Sports lawyer Paul Czarnota outlines how the AFL can prove charges against Essendon Paul Czarnota
From: Herald Sun
August 20, 2013 THE AFL has charged Essendon and four officials with bringing the sport into disrepute. What do these charges mean and what will be the likely outcome?
First some background.
AFL rule 1.6 1.provides that: "A person must not engage in conduct which is unbecoming or likely to prejudice the interest or reputation of the AFL or bring the game of football into disrepute.''
Therefore, the AFL is concerned, not only with conduct which actually brings the game into disrepute, but also conduct likely to do so.
Overall, the rules fail to conclusively define what conduct (aside from criminal conduct) will violate the disrepute clause.
Despite references to James Hird and company being "charged'' with "offences'', they are technically being provided notice of alleged contractual breaches.
Therefore, ordinary principles of contract interpretation apply in determining whether the "charges'' are proven.
This involves ascertaining the meaning of the contractual words (''bringing the game of football into disrepute'') as understood by a reasonable person, having regard to relevant background information, including the commercial context and the sporting market.
The AFL is increasingly a big commercial machine and any unsavoury behaviour which could jeopardise its profitability or success is frowned upon.
Precisely what conduct will violate the disrepute clause has yet to be determined by a Victorian court.
However, such charges will likely be determined according to whether the Commission is "comfortably satisfied'' (a standard "below beyond reasonable doubt'') that the sport has been, or is likely to be, significantly lowered in the eyes of the general public (ie, they think "less or poorly'' of the game).

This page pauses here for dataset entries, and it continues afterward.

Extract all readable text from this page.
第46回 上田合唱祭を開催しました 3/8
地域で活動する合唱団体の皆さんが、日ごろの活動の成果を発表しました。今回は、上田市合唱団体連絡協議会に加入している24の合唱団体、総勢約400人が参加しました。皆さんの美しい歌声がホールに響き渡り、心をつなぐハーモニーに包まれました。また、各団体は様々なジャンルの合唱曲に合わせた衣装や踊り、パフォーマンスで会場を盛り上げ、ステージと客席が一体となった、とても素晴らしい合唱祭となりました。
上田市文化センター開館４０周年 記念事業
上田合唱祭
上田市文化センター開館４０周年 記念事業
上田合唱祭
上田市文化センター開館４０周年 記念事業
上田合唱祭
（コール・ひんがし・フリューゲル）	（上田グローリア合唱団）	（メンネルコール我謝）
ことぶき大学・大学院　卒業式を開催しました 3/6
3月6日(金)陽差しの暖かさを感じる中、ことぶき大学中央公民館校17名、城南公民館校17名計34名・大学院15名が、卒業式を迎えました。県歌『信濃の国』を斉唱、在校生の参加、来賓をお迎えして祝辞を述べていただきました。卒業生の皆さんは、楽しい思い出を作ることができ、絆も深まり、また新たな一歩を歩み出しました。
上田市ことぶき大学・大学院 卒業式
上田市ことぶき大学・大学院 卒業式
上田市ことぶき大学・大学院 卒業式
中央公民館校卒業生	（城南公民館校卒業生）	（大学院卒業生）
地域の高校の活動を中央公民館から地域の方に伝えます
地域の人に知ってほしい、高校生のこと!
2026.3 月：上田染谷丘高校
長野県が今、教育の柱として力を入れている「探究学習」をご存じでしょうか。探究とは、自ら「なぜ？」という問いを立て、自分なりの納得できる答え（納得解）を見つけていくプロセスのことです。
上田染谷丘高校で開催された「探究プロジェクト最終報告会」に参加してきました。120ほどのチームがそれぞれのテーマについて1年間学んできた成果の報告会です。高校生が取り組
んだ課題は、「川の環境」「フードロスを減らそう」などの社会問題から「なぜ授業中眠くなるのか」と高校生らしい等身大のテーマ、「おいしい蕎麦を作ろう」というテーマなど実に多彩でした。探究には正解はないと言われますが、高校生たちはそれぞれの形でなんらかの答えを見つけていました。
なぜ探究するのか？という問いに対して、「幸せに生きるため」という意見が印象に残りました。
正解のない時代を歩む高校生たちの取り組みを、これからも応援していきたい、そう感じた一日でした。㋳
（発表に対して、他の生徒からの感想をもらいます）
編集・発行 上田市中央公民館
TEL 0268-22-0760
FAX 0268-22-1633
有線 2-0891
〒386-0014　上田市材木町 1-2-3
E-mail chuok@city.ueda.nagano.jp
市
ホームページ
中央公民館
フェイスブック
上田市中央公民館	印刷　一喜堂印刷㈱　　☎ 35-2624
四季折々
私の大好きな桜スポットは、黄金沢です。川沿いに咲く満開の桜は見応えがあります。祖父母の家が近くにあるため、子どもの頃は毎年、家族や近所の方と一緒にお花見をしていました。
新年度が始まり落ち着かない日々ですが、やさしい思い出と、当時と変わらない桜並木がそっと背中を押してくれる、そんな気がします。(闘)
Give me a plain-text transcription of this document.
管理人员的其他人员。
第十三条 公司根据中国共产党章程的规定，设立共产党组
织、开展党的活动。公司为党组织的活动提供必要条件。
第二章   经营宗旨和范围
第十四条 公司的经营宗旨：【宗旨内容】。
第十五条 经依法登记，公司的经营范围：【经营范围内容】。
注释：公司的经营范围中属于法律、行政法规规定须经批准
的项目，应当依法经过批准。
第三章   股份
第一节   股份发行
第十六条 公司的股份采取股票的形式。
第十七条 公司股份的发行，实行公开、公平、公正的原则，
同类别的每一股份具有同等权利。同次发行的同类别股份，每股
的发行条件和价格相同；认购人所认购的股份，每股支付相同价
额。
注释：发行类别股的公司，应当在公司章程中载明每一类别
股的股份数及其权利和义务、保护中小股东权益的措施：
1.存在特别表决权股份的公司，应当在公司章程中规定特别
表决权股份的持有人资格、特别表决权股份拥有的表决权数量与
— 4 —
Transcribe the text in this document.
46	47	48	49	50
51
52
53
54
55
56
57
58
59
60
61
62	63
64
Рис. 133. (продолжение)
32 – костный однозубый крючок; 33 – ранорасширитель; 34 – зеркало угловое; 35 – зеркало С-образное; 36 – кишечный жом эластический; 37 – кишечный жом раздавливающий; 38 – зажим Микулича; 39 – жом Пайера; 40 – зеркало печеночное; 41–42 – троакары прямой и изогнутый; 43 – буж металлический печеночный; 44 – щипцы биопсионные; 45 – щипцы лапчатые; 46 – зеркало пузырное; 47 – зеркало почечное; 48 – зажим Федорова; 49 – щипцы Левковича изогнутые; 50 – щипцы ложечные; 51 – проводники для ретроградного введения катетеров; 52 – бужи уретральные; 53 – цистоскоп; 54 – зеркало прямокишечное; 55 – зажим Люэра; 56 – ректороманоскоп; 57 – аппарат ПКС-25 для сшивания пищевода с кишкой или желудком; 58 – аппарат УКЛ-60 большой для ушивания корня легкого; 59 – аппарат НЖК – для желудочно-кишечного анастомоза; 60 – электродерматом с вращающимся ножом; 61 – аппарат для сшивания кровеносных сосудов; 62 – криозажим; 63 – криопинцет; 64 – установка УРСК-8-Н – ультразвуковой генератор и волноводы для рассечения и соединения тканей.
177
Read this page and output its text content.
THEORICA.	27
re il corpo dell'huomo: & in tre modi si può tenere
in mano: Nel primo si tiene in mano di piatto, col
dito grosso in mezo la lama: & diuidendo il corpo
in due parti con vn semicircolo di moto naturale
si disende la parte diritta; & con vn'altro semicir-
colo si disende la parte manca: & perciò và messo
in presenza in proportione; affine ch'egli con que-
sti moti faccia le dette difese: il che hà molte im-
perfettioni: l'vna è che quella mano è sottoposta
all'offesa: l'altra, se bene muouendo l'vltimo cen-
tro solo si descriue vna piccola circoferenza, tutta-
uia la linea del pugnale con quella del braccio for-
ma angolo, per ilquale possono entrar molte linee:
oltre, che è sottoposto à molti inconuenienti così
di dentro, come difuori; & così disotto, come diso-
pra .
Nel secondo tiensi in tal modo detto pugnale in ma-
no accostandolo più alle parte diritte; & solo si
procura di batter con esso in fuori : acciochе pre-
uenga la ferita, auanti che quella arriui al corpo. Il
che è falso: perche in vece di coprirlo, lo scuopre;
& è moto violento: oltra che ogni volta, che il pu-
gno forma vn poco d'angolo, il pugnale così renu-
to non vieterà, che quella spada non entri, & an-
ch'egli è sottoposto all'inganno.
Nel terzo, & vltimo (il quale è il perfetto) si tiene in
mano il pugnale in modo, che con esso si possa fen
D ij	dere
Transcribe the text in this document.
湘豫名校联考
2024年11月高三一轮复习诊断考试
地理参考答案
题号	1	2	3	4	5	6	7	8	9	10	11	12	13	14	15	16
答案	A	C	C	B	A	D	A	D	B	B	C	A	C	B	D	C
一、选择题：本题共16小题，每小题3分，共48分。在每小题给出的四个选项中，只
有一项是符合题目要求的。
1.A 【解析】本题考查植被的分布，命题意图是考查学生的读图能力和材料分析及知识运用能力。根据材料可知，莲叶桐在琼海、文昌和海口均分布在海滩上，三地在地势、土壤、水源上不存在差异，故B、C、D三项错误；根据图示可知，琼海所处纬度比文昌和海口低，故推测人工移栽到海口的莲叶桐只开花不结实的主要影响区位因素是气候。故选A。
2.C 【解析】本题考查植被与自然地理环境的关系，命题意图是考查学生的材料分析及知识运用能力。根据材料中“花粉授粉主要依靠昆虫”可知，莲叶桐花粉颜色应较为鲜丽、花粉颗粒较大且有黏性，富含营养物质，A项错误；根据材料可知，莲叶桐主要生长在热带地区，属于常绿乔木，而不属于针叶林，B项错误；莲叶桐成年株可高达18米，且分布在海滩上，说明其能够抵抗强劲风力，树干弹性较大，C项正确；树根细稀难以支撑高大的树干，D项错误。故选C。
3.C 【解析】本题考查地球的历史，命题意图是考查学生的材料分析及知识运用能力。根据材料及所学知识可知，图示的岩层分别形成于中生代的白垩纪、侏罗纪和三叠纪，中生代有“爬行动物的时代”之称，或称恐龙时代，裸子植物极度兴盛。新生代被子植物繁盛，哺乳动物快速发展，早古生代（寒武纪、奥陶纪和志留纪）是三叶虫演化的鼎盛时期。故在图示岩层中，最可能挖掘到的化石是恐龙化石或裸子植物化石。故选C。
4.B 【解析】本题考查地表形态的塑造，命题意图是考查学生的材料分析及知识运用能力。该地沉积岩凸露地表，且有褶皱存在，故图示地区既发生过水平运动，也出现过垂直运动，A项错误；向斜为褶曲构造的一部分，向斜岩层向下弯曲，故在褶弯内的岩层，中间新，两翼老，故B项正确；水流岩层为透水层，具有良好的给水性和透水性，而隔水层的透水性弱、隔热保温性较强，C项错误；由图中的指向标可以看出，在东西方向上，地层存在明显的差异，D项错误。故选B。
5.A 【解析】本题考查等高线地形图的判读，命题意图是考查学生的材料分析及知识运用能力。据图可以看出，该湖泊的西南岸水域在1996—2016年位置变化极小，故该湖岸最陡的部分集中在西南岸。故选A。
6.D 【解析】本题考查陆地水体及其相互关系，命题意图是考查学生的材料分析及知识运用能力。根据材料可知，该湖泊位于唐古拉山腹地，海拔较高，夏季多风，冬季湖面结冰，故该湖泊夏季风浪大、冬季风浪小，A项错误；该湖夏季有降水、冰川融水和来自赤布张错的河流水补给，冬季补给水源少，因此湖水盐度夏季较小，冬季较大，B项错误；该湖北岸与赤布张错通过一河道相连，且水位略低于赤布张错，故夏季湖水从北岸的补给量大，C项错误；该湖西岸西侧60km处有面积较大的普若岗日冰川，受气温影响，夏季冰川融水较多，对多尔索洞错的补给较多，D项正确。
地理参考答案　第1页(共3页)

AFL general counsel Andrew Dillon has indicated no infraction notices for Anti-Doping Rule violations were being issued against Essendon players at this time.
Essendon has released its own statement confirming the charges laid, and stating all charges would be "vigorously defended''.
Proving a breach of the disrepute clause can be problematic.
In swimmer Nick D'Arcy's case, the Court of Arbitration for Sport paid due regard to the "voluminous number of media reports that have accompanied his misconduct'' which it stated ``could not help but be likely to bring him into disrepute''.
Similar evidence could be tendered by the AFL, as could the Switkowski report.
Ziggy Switkowski considered there were various failings in Essendon's governance systems, noting (among other things) the: "rapid diversification into exotic supplements, sharp increase in frequency of injections, the shift to treatment offsite in alternative medicine clinics, emergence of unfamiliar suppliers, marginalisation of traditional medical staff (which) combine to create a disturbing picture of a pharmacologically experimental environment never adequately controlled or challenged or documented''.
In response to Switkowski's report, the AFLPA released a statement labelling the report "incredibly disturbing to read'' and emphasising that: "No AFL Player should ever go to work in an environment which can be described as 'pharmacologically experimental' with potential exposure to 'exotic compounds.'''
While welcoming news there were no infraction notices issued on any players, Essendon conceded that "the club and individuals have made mistakes and that our governance and people management had significant gaps''.
Based on the above, it appears more likely than not the AFL Commission would find that (at the very least) Essendon has violated the disrepute clause.
Assuming the Commission finds any charges proved, courts have been reluctant to interfere with decisions of sporting associations, particularly where the league's rules provide a grievance procedure which affords natural justice (ie, a right to legal representation and a fair and unbiased adjudicator), and such rules have been exercised for a proper and "bona fide'' purpose.
Any litigation following the Commission's decision will examine whether these legal rights have been afforded to Essendon & Co.
Paul Czarnota is a solicitor with Wisewould Mahony Lawyers who specialises in sports law.